On Friday, Israeli President Isaac Herzog’s office said he would take part in a candle-lighting ceremony on Sunday at the Cave of the Patriarchs in Hebron.
The holy site, known to Muslims as the Ibrahimi mosque and to Jews as the Cave of the Patriarch, is revered by both faiths.
Hebron, which is the biggest city in the West Bank, is home to about 1,000 Jewish residents living under heavy Israeli military protection, among more than 200,000 Palestinians.
“The Israeli occupation must bear full responsibility to the repercussions of this assault,” Ismail Radwan, a senior Hamas official, said in a statement on Friday.
The candle-lighting “is a provocation of the Palestinians’ feelings and a blatant desecration of the sanctity of the mosque,” he said, calling on Palestinians “to ward off this provocative move”.

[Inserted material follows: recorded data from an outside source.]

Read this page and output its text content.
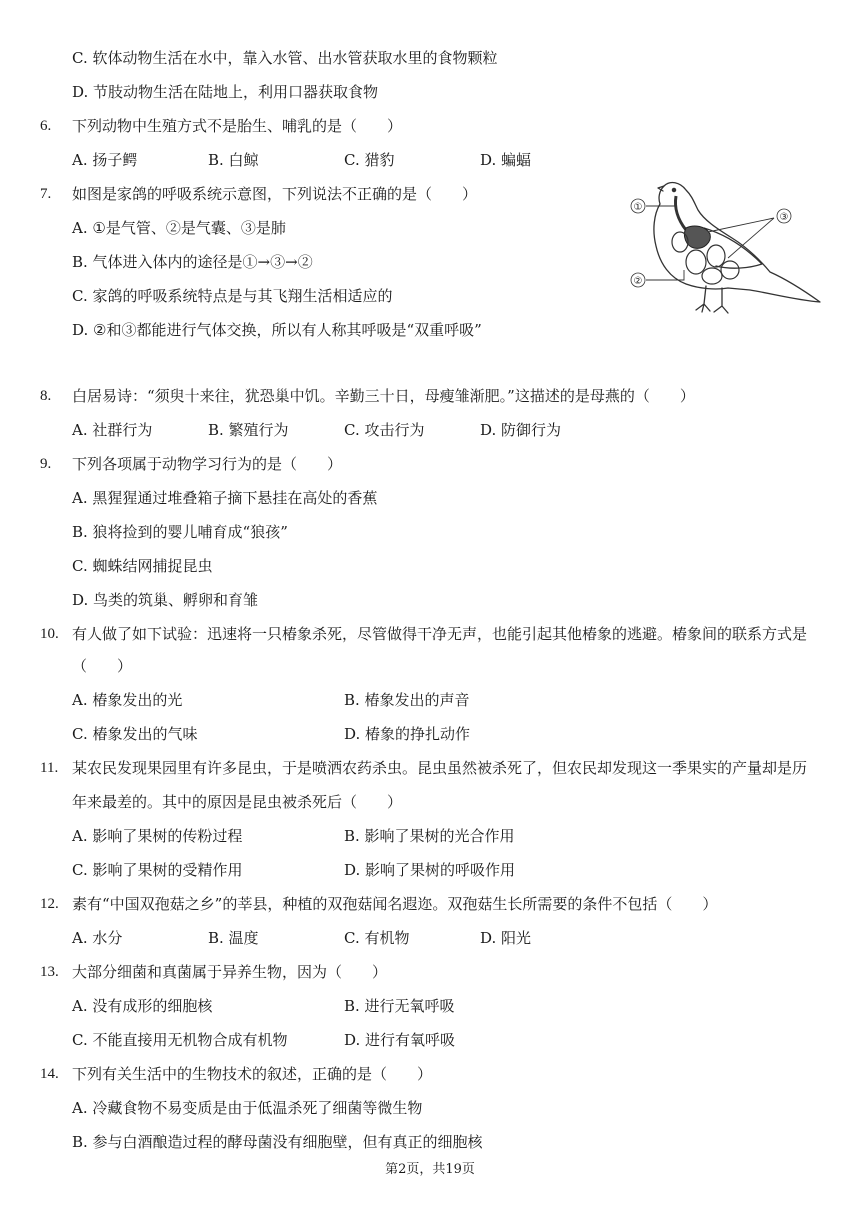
C. 软体动物生活在水中，靠入水管、出水管获取水里的食物颗粒
D. 节肢动物生活在陆地上，利用口器获取食物
6. 下列动物中生殖方式不是胎生、哺乳的是（　　）
A. 扬子鳄	B. 白鲸	C. 猎豹	D. 蝙蝠
7. 如图是家鸽的呼吸系统示意图，下列说法不正确的是（　　）
A. ①是气管、②是气囊、③是肺
B. 气体进入体内的途径是①→③→②
C. 家鸽的呼吸系统特点是与其飞翔生活相适应的
D. ②和③都能进行气体交换，所以有人称其呼吸是“双重呼吸”
①
②
③
8. 白居易诗：“须臾十来往，犹恐巢中饥。辛勤三十日，母瘦雏渐肥。”这描述的是母燕的（　　）
A. 社群行为	B. 繁殖行为	C. 攻击行为	D. 防御行为
9. 下列各项属于动物学习行为的是（　　）
A. 黑猩猩通过堆叠箱子摘下悬挂在高处的香蕉
B. 狼将捡到的婴儿哺育成“狼孩”
C. 蜘蛛结网捕捉昆虫
D. 鸟类的筑巢、孵卵和育雏
10. 有人做了如下试验：迅速将一只椿象杀死，尽管做得干净无声，也能引起其他椿象的逃避。椿象间的联系方式是
（　　）
A. 椿象发出的光	B. 椿象发出的声音
C. 椿象发出的气味	D. 椿象的挣扎动作
11. 某农民发现果园里有许多昆虫，于是喷洒农药杀虫。昆虫虽然被杀死了，但农民却发现这一季果实的产量却是历
年来最差的。其中的原因是昆虫被杀死后（　　）
A. 影响了果树的传粉过程	B. 影响了果树的光合作用
C. 影响了果树的受精作用	D. 影响了果树的呼吸作用
12. 素有“中国双孢菇之乡”的莘县，种植的双孢菇闻名遐迩。双孢菇生长所需要的条件不包括（　　）
A. 水分	B. 温度	C. 有机物	D. 阳光
13. 大部分细菌和真菌属于异养生物，因为（　　）
A. 没有成形的细胞核	B. 进行无氧呼吸
C. 不能直接用无机物合成有机物	D. 进行有氧呼吸
14. 下列有关生活中的生物技术的叙述，正确的是（　　）
A. 冷藏食物不易变质是由于低温杀死了细菌等微生物
B. 参与白酒酿造过程的酵母菌没有细胞壁，但有真正的细胞核
第2页，共19页
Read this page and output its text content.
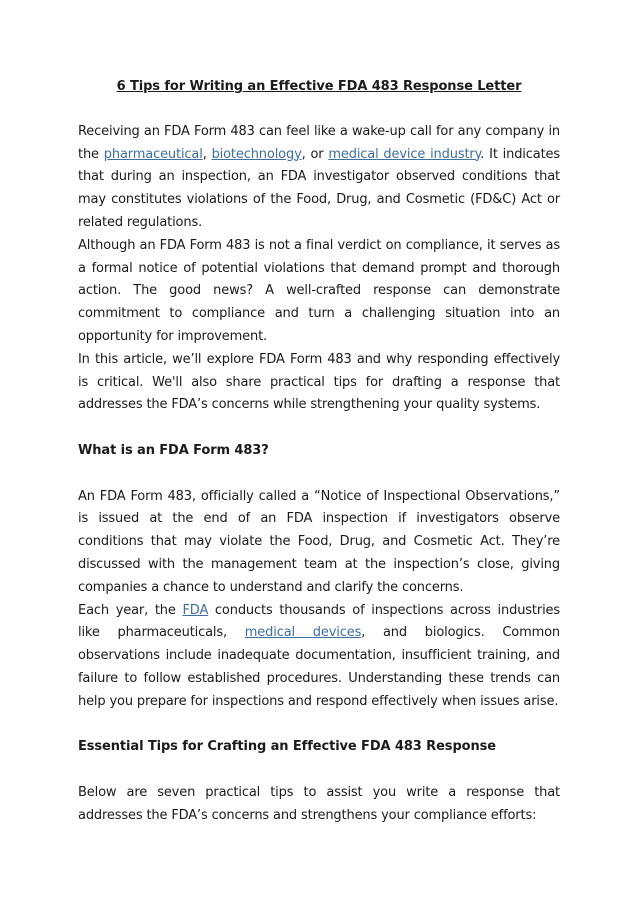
6 Tips for Writing an Effective FDA 483 Response Letter

Receiving an FDA Form 483 can feel like a wake-up call for any company in the pharmaceutical, biotechnology, or medical device industry. It indicates that during an inspection, an FDA investigator observed conditions that may constitutes violations of the Food, Drug, and Cosmetic (FD&C) Act or related regulations.

Although an FDA Form 483 is not a final verdict on compliance, it serves as a formal notice of potential violations that demand prompt and thorough action. The good news? A well-crafted response can demonstrate commitment to compliance and turn a challenging situation into an opportunity for improvement.

In this article, we’ll explore FDA Form 483 and why responding effectively is critical. We'll also share practical tips for drafting a response that addresses the FDA’s concerns while strengthening your quality systems.

What is an FDA Form 483?

An FDA Form 483, officially called a “Notice of Inspectional Observations,” is issued at the end of an FDA inspection if investigators observe conditions that may violate the Food, Drug, and Cosmetic Act. They’re discussed with the management team at the inspection’s close, giving companies a chance to understand and clarify the concerns.

Each year, the FDA conducts thousands of inspections across industries like pharmaceuticals, medical devices, and biologics. Common observations include inadequate documentation, insufficient training, and failure to follow established procedures. Understanding these trends can help you prepare for inspections and respond effectively when issues arise.

Essential Tips for Crafting an Effective FDA 483 Response

Below are seven practical tips to assist you write a response that addresses the FDA’s concerns and strengthens your compliance efforts:
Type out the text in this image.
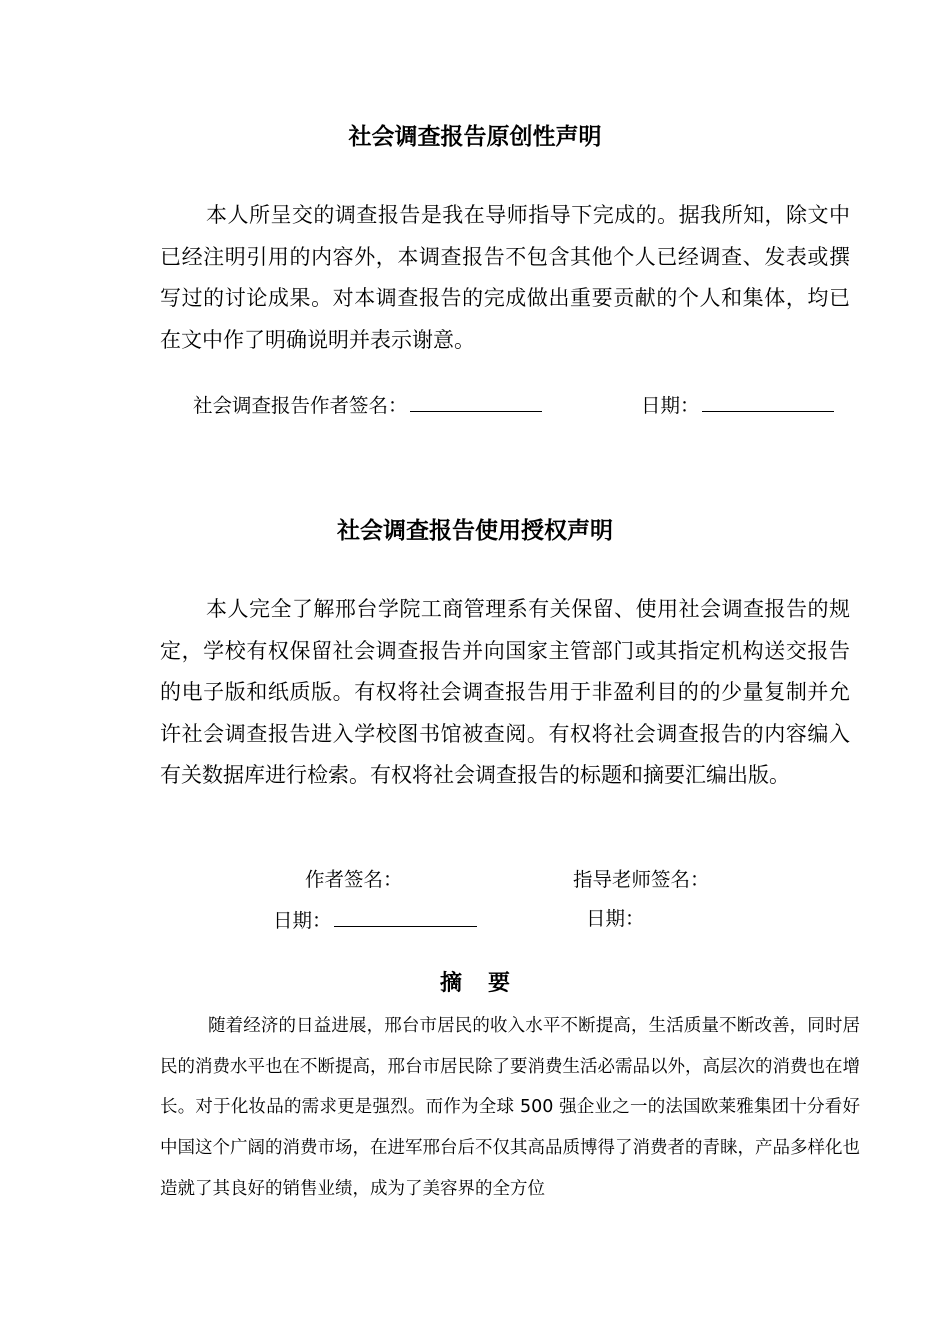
社会调查报告原创性声明

本人所呈交的调查报告是我在导师指导下完成的。据我所知，除文中已经注明引用的内容外，本调查报告不包含其他个人已经调查、发表或撰写过的讨论成果。对本调查报告的完成做出重要贡献的个人和集体，均已在文中作了明确说明并表示谢意。

社会调查报告作者签名：	日期：
社会调查报告使用授权声明

本人完全了解邢台学院工商管理系有关保留、使用社会调查报告的规定，学校有权保留社会调查报告并向国家主管部门或其指定机构送交报告的电子版和纸质版。有权将社会调查报告用于非盈利目的的少量复制并允许社会调查报告进入学校图书馆被查阅。有权将社会调查报告的内容编入有关数据库进行检索。有权将社会调查报告的标题和摘要汇编出版。

作者签名：	指导老师签名：
日期：	日期：
摘 要

随着经济的日益进展，邢台市居民的收入水平不断提高，生活质量不断改善，同时居民的消费水平也在不断提高，邢台市居民除了要消费生活必需品以外，高层次的消费也在增长。对于化妆品的需求更是强烈。而作为全球 500 强企业之一的法国欧莱雅集团十分看好中国这个广阔的消费市场，在进军邢台后不仅其高品质博得了消费者的青睐，产品多样化也造就了其良好的销售业绩，成为了美容界的全方位
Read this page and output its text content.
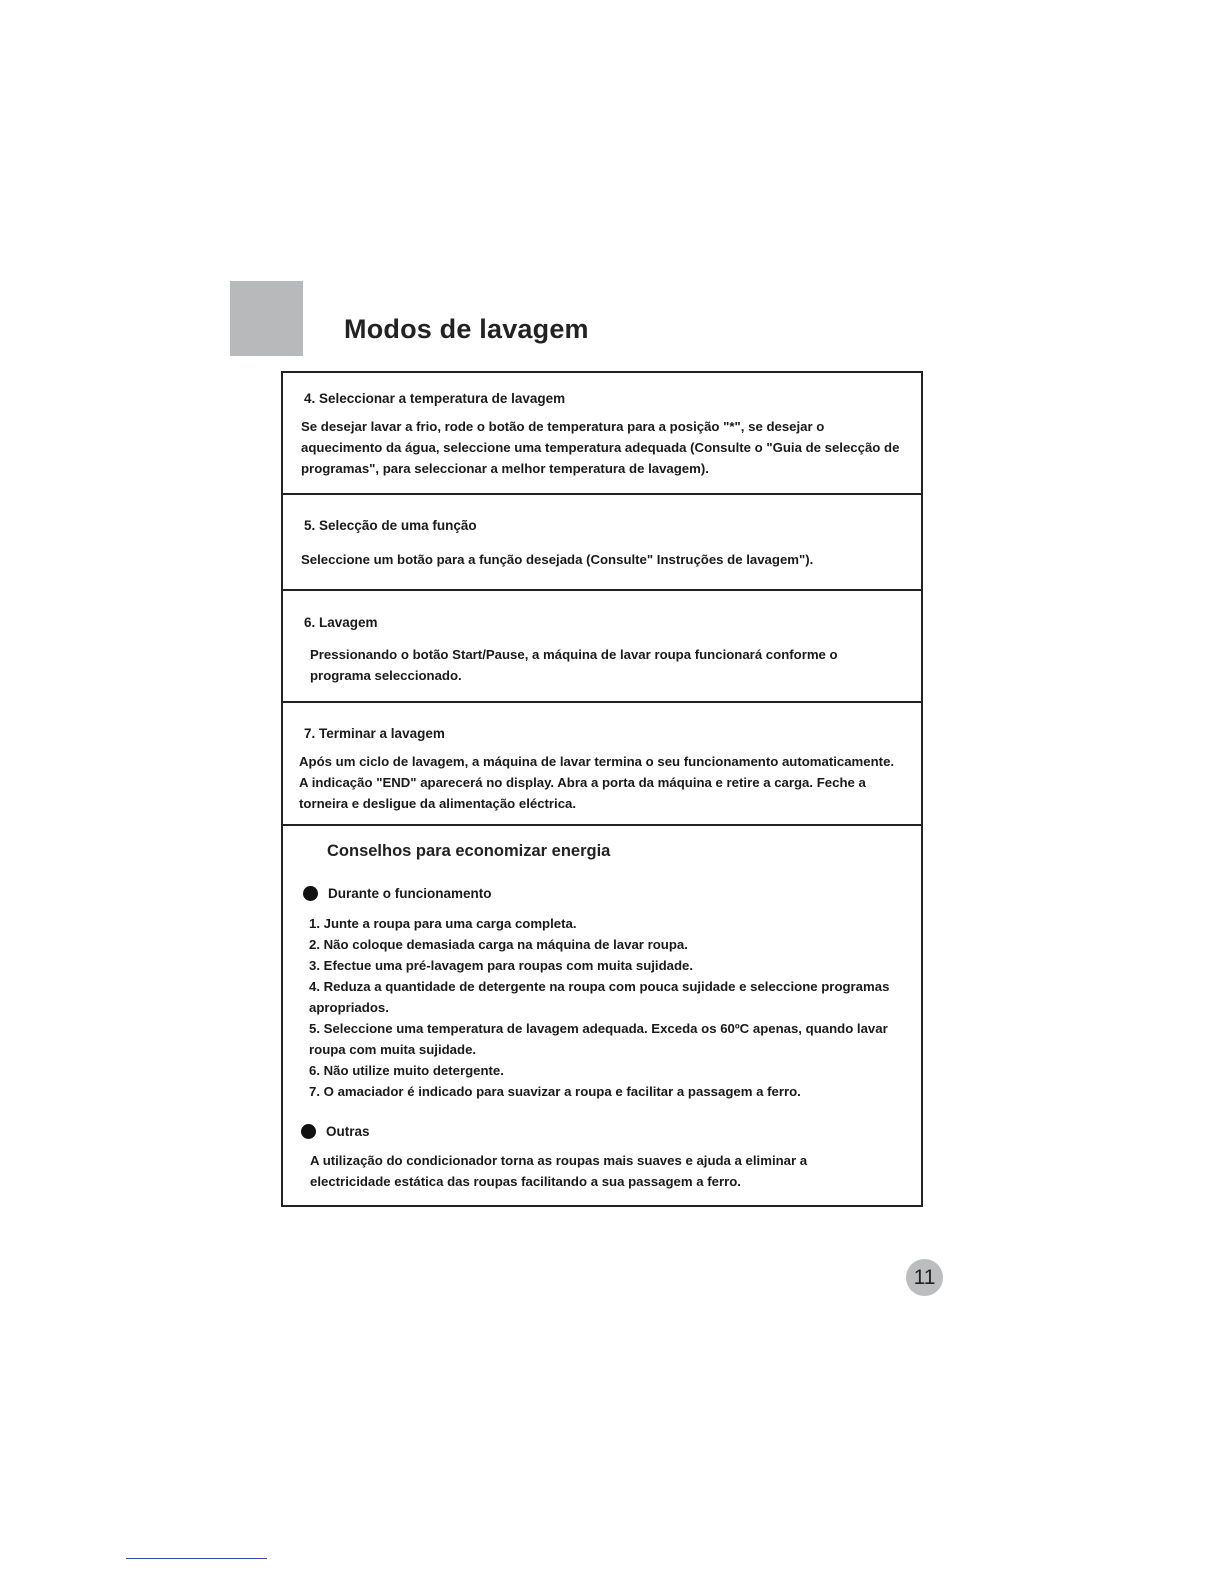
Modos de lavagem
4. Seleccionar a temperatura de lavagem

Se desejar lavar a frio, rode o botão de temperatura para a posição "*", se desejar o aquecimento da água, seleccione uma temperatura adequada (Consulte o "Guia de selecção de programas", para seleccionar a melhor temperatura de lavagem).

5. Selecção de uma função

Seleccione um botão para a função desejada (Consulte" Instruções de lavagem").

6. Lavagem

Pressionando o botão Start/Pause, a máquina de lavar roupa funcionará conforme o programa seleccionado.

7. Terminar a lavagem

Após um ciclo de lavagem, a máquina de lavar termina o seu funcionamento automaticamente. A indicação "END" aparecerá no display. Abra a porta da máquina e retire a carga. Feche a torneira e desligue da alimentação eléctrica.

Conselhos para economizar energia
Durante o funcionamento
1. Junte a roupa para uma carga completa.
2. Não coloque demasiada carga na máquina de lavar roupa.
3. Efectue uma pré-lavagem para roupas com muita sujidade.
4. Reduza a quantidade de detergente na roupa com pouca sujidade e seleccione programas apropriados.
5. Seleccione uma temperatura de lavagem adequada. Exceda os 60ºC apenas, quando lavar roupa com muita sujidade.
6. Não utilize muito detergente.
7. O amaciador é indicado para suavizar a roupa e facilitar a passagem a ferro.
Outras

A utilização do condicionador torna as roupas mais suaves e ajuda a eliminar a electricidade estática das roupas facilitando a sua passagem a ferro.

11
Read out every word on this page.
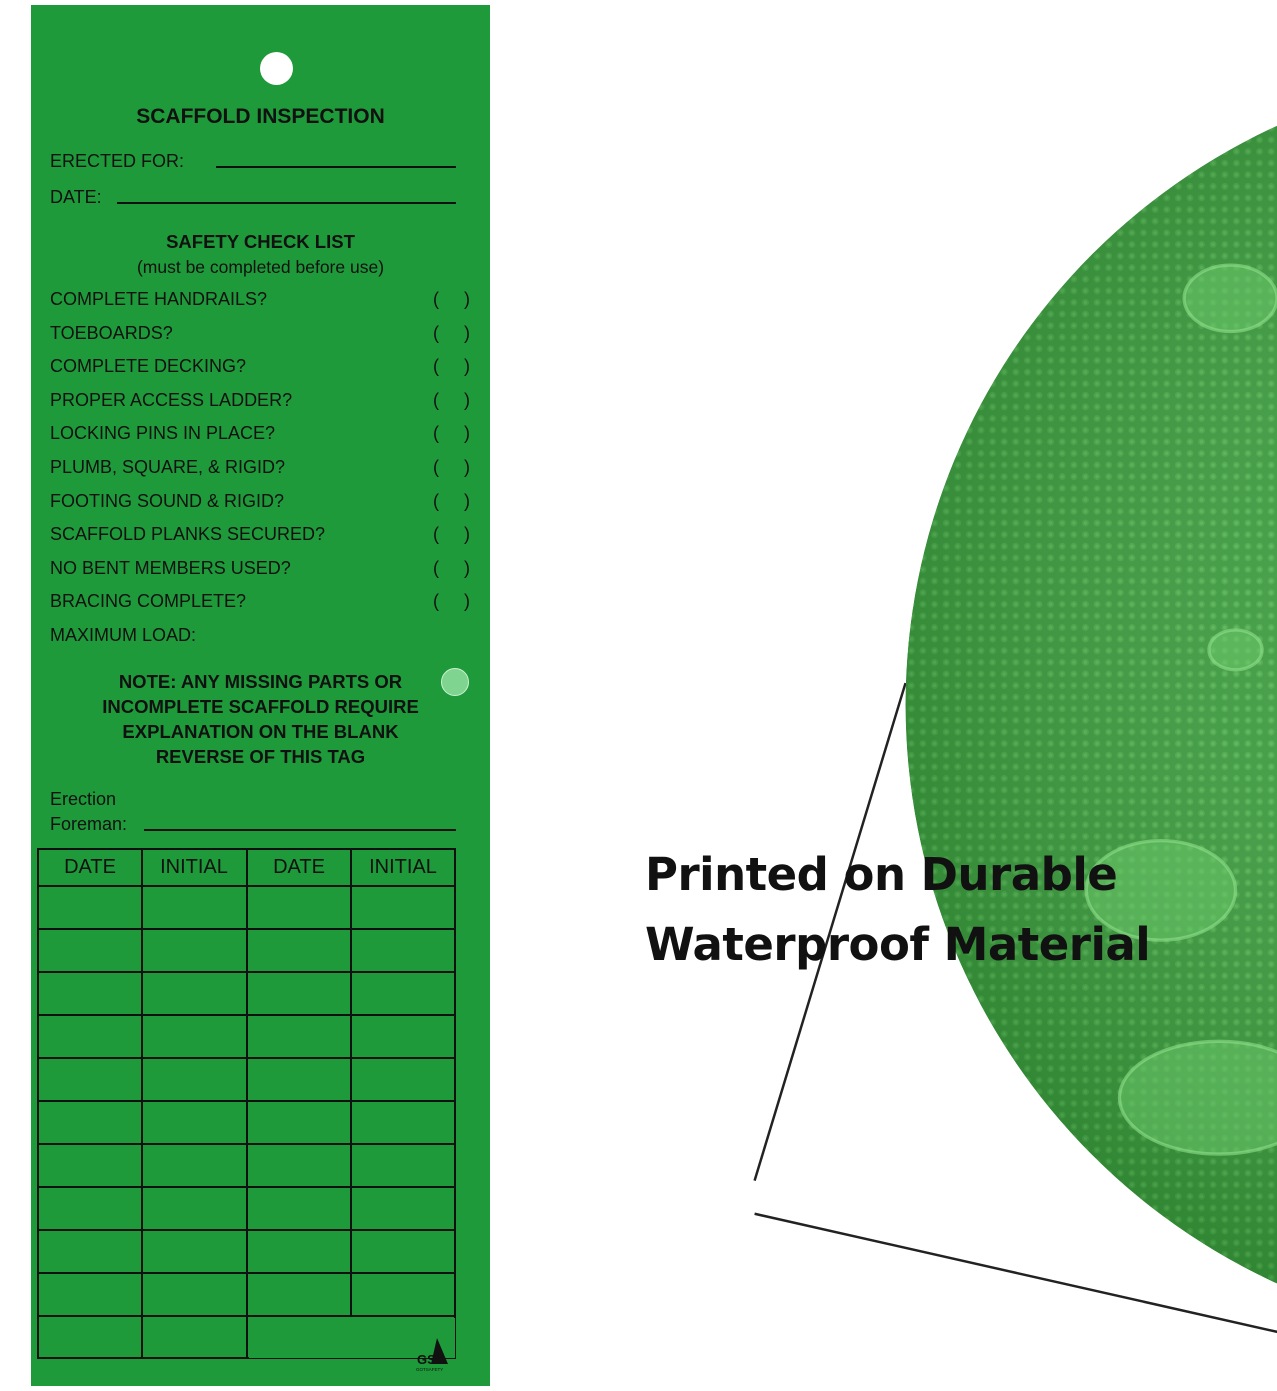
SCAFFOLD INSPECTION
ERECTED FOR:
DATE:
SAFETY CHECK LIST
(must be completed before use)
COMPLETE HANDRAILS?	(     )
TOEBOARDS?	(     )
COMPLETE DECKING?	(     )
PROPER ACCESS LADDER?	(     )
LOCKING PINS IN PLACE?	(     )
PLUMB, SQUARE, & RIGID?	(     )
FOOTING SOUND & RIGID?	(     )
SCAFFOLD PLANKS SECURED?	(     )
NO BENT MEMBERS USED?	(     )
BRACING COMPLETE?	(     )
MAXIMUM LOAD:
NOTE: ANY MISSING PARTS OR
INCOMPLETE SCAFFOLD REQUIRE
EXPLANATION ON THE BLANK
REVERSE OF THIS TAG
Erection
Foreman:
DATE	INITIAL	DATE	INITIAL
GS
GOTSAFETY
Printed on Durable
Waterproof Material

Hebron has seen regular unrest, and the shrine believed to be the burial site of biblical figures including Abraham is frequently the focal point of tensions.
In 1994, Israeli settler Baruch Goldstein killed 29 Palestinian Muslim worshippers inside the shrine with an assault rifle before being beaten to death by survivors.
The announcement by Herzog’s office also drew the ire of Israel’s leftist anti-settlement Meretz party.
On Friday, Britain officially designated all of Hamas an “Islamist terrorist organisation”.
The Al-Qassam Brigades, the military wing of the group that rules the Gaza Strip, has been banned in Britain since 2001 but the ban has now been extended to its political entities.